In the step s 120, each first object data characteristics is merged to obtain multiple second target datas spies
Sign.Wherein, with reference to shown in figure 4, fusion is carried out to first object data characteristics can include step S1202- steps S1206.Its
In:
In step S1202, multiple characteristic indexs are built.
In this example embodiment, features described above index can with average, median, upper quartile, standard deviation and
It is multiple in maximum;Other characteristic indexs can also be included, such as can be first quartile etc., this example to this not
Do specifically limited.Wherein:
Average:Average can represent the amount number of trend in a group data set, refer to all data sums in one group of data
Again divided by this group of data number;Median:, can be by being looked for after all observed values height is sorted for limited data set
Go out middle one is used as median;Upper quartile:Upper quartile refers to count descriptive analysis method by quartile
When describing data, the dispersion degree of skewness data, i.e., total data is arranged from small to large, be directly aligned in down on 1/4 position
Number be just called lower quartile and be also referred to as first quartile (according to % ratios, that is, the number on 75% position), come
Number on 1/4 position just calls quartile and is also referred to as the 3rd quartile (according to % ratios, that is, the number on 25% position);
Standard deviation:Standard deviation is the square root of the arithmetic average of deviation from average square, and it is the arithmetic square root of variance;Further,
Standard deviation can reflect the dispersion degree of a data set.

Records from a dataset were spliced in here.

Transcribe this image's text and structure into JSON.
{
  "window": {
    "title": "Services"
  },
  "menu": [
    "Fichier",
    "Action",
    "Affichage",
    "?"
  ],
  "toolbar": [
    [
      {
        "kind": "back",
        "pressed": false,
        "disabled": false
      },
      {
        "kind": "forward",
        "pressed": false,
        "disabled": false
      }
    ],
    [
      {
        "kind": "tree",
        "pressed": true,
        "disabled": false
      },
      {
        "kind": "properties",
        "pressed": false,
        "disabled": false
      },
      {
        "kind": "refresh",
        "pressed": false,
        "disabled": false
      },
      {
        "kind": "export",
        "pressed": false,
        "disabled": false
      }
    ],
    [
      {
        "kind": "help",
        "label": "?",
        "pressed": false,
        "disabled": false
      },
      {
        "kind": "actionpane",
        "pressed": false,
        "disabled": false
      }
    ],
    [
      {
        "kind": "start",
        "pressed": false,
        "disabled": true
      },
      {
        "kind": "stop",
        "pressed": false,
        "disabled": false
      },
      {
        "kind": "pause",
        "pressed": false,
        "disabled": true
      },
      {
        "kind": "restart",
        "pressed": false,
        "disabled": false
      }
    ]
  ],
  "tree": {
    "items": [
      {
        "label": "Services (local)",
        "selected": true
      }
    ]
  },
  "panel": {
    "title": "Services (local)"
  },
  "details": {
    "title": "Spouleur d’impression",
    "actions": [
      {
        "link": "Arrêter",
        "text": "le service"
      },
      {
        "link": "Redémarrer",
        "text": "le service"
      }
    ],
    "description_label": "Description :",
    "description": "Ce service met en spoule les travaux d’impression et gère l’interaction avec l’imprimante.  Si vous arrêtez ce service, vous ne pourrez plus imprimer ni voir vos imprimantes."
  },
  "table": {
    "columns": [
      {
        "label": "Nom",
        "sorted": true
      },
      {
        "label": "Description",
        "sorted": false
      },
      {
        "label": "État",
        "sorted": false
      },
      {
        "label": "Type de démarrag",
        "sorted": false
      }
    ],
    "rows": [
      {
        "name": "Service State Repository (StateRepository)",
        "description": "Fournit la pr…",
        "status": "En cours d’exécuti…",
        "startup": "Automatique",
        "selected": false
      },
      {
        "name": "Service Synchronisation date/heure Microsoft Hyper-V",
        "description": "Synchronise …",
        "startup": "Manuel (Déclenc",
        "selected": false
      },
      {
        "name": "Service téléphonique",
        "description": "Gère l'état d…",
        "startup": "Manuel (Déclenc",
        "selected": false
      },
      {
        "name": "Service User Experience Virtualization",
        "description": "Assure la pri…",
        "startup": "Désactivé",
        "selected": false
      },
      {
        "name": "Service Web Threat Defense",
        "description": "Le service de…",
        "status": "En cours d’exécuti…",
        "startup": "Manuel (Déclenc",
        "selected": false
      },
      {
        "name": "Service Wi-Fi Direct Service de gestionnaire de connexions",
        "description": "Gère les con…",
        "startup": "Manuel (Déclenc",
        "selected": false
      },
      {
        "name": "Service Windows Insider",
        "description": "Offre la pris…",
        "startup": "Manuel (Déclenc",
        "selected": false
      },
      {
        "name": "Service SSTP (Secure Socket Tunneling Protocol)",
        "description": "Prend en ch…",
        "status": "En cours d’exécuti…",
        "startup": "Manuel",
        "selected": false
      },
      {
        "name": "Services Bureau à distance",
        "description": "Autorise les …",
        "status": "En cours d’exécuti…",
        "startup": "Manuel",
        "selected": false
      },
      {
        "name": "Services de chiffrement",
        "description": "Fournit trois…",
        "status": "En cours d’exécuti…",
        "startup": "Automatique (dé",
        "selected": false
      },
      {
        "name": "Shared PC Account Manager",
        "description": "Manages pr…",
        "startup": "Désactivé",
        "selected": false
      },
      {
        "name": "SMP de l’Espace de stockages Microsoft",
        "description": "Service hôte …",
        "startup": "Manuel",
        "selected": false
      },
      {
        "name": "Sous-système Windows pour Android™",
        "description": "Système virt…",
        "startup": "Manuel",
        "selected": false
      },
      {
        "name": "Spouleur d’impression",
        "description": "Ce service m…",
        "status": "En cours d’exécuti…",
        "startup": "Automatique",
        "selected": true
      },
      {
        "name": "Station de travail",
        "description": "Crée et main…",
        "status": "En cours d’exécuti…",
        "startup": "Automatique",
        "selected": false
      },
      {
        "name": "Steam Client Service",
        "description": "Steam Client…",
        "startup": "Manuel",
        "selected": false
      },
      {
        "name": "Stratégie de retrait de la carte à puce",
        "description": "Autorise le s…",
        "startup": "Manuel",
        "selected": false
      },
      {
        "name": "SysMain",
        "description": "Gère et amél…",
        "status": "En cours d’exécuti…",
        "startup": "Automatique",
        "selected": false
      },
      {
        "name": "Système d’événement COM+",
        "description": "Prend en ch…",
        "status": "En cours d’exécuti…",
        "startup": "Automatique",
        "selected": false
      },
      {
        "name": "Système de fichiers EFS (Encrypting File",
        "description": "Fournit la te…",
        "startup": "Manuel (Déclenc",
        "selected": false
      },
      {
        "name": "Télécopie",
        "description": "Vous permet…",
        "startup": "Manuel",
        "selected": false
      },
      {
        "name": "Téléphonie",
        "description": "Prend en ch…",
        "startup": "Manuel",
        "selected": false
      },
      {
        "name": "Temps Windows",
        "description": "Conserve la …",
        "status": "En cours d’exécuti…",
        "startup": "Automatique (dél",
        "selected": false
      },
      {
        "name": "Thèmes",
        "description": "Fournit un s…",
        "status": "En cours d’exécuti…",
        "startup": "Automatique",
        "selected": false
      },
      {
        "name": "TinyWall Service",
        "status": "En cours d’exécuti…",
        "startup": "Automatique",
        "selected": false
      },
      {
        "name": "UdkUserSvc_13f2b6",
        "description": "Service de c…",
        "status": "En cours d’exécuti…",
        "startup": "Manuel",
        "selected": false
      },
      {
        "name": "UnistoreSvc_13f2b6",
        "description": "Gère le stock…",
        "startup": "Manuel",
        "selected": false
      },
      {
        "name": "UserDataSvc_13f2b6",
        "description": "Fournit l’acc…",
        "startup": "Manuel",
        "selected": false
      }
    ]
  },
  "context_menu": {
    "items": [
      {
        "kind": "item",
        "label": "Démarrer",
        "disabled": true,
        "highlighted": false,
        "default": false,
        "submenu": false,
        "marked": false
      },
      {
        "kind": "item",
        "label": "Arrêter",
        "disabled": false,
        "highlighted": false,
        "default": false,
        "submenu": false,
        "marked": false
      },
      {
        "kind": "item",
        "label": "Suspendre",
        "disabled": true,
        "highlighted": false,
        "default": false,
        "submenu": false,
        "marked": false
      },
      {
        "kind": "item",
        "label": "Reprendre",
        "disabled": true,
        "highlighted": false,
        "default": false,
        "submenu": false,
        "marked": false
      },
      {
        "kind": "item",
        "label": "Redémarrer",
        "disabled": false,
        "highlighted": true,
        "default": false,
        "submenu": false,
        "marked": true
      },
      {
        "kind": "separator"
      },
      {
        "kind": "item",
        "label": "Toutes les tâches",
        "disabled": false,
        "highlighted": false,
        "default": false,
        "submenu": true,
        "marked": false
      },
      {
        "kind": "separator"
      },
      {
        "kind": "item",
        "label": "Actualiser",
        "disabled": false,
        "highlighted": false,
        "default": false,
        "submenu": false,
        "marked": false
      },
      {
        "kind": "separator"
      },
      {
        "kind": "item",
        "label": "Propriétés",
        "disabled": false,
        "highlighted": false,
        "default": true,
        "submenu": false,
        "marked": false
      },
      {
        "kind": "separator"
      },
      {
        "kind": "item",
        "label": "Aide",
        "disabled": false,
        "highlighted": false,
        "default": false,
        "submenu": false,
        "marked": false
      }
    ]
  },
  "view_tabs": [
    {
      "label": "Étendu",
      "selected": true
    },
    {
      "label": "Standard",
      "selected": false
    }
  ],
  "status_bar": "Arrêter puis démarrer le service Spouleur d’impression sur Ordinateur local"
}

In step S1204, each characteristic index of each first object data characteristics is calculated.For example:
Calculate all users nearly 5 days plus the average of purchase sku quantity, whole station user add the middle position for purchasing sku quantity in nearly 5 days
Number, the upper quartile of nearly 5 days of whole station user plus purchase sku quantity, the standard deviation of nearly 5 days of whole station user plus purchase sku quantity and
The nearly 5 days maximums for adding purchase sku quantity of whole station user.Requiring supplementation with explanation herein is, in this example embodiment, with original number
, can also be by taking other subcharacters as an example, herein no longer according to being illustrated exemplified by feature plus purchase feature plus purchase sku subcharacters
Repeat.
In step S1206, each characteristic index of each first object data characteristics is merged to obtain more
The individual second target data feature.Specifically:
After above-mentioned calculating is completed, carry out that the fusion for carrying out characteristic index is calculated as below:
A, whole users add the average of purchase sku quantity-nearly 5 days of whole users plus purchase sku quantity for nearly 5 days;
B, whole users add the median of purchase sku quantity-nearly 5 days of whole users plus purchase sku quantity for nearly 5 days;
C, whole users add the upper quartile of purchase sku quantity-nearly 5 days of whole users plus purchase sku quantity for nearly 5 days;
D, (whole users add for nearly 5 days purchases sku quantity-standard deviation of nearly 5 days of whole users plus purchase sku quantity)/all use
The nearly 5 days averages for adding purchase sku quantity in family;
Whole users are added to the maximum of purchase sku quantity/nearly 5 days of whole users plus purchase sku quantity for nearly 5 days E,;
After features described above index merges, A-E result of calculation is as the second target data feature, by second number of targets
Input into GBDT (Gradient Boosting Decision Tree, gradient lifting decision tree) algorithm and instructed according to feature
Practice;By training result compared with the training result of initial data feature can with learn, the second target data feature obtains
Training result there is more preferable accuracy than the training result of initial data feature, and greatly avoid the sparse of feature
Property.
This example embodiment additionally provides a kind of data characteristics constructing apparatus.With reference to shown in figure 5, data characteristics construction
Device can include data characteristics cleaning module 510 and data characteristics Fusion Module 520.Wherein:
Data characteristics cleaning module 510 can be used for obtaining multiple initial data features and to each initial data feature
Cleaned to obtain multiple first object data characteristicses.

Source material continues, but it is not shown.